The Gramscian concept of hegemony can be summarized as follows: hegemony is the moral and intellectual direction the ruling class has on the lower classes, which takes place in civil society. Gramsci created this concept to explain the capitalist societies of Western Europe. This concept is interwoven with several others, such as civil society, politics, society full state, historical block position war, battle motion, revolution, Restoration etc. The application of this term to the Brazilian slave society presents two basic misconceptions: a) removes a concept conceptual system in which it was produced, and without re-elaborate it, apply it separately from other concepts that gives it meaning (certainly no one would defend the thesis form a "historical bloc", to conduct a "war of position", the slaves conquer "hegemony" in the "civil society" in the context of a colonial slave society); b) apply a concept designed to explain relationships in a capitalist society developed in another society with totally different social relations. Gramsci himself recognized the particular and historical character of the concepts he formulated when he put the concept (and the political strategy) of "war of position" was applicable to the West - because of the vitality of civil society - while in the east - because of weakness of civil society - should apply the concept (and the political strategy) of "war of movement". In different societies it uses concepts (strategies and policies) different. Another interesting aspect is that the Gramscian concepts are all politicians, and yet, their academic use cut him their political character. This is common in "Marxism" academic who abhors the political and "ideological" and academizar search, make "scientific" and neutral, depoliticize Marxism, or, in a word, it aburguesá search.

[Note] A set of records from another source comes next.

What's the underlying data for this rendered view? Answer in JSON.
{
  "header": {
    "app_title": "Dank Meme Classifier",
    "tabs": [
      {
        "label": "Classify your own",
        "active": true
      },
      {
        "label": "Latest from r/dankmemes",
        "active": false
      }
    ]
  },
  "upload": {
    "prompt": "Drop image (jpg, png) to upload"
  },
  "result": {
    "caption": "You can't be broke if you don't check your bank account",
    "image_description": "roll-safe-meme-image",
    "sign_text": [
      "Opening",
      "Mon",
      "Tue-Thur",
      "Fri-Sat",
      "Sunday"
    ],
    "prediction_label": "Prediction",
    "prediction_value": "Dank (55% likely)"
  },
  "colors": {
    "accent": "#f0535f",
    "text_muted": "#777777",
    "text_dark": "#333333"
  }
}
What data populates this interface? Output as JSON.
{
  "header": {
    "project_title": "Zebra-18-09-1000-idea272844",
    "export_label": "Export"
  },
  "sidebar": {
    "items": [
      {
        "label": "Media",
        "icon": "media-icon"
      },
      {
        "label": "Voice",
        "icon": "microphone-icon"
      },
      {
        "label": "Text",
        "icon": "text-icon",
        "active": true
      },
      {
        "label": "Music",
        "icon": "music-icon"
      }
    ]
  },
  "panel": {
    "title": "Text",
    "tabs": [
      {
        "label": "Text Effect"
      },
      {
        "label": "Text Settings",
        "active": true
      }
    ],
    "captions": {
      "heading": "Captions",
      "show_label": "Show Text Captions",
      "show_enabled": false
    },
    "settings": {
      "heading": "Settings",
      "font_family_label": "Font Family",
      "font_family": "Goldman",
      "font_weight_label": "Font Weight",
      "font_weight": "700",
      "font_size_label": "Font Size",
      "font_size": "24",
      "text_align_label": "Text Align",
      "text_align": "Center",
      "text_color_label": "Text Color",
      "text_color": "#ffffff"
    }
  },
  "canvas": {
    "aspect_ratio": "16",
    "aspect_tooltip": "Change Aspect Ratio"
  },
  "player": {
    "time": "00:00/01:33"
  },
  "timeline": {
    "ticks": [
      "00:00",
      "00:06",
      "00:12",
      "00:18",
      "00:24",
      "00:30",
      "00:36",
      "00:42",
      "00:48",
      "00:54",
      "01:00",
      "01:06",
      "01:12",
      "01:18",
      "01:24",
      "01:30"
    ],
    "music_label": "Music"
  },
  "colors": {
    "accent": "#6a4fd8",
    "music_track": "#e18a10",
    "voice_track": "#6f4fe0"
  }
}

Therefore, the concept of hegemony is inapplicable to the Brazilian colonial slave mode of production. The ruling class did not exercise any "moral and intellectual direction" on the main exploited class, the slaves. These were subjected to forced labor and kept under continuous surveillance. The slave resistance was manifested not only in escape and the formation of quilombos, but even in everyday and sexuality level, as demonstrated by the practice of abortion of female slaves and the interruption of intercourse made by slaves who aimed to prevent slavery son, avoiding the latter. The thesis of "consent" of slaves is only an ideological resource (in the negative sense of the term, ie, understanding ideology by an inversion of reality) to "rehabilitate slavery." As we read these theses have the desire to go back in time and be slaves, after all, how good it was to be a slave !! Historian Jacob Gorender in his book Slavery rehabilitated, puts as the main production center of such theses the Department of History at Unicamp, this "most active focus of the new reactionary tendencies" (there are exceptions, of course). Unfortunately, there are reactionaries everywhere, especially in brazilian universities.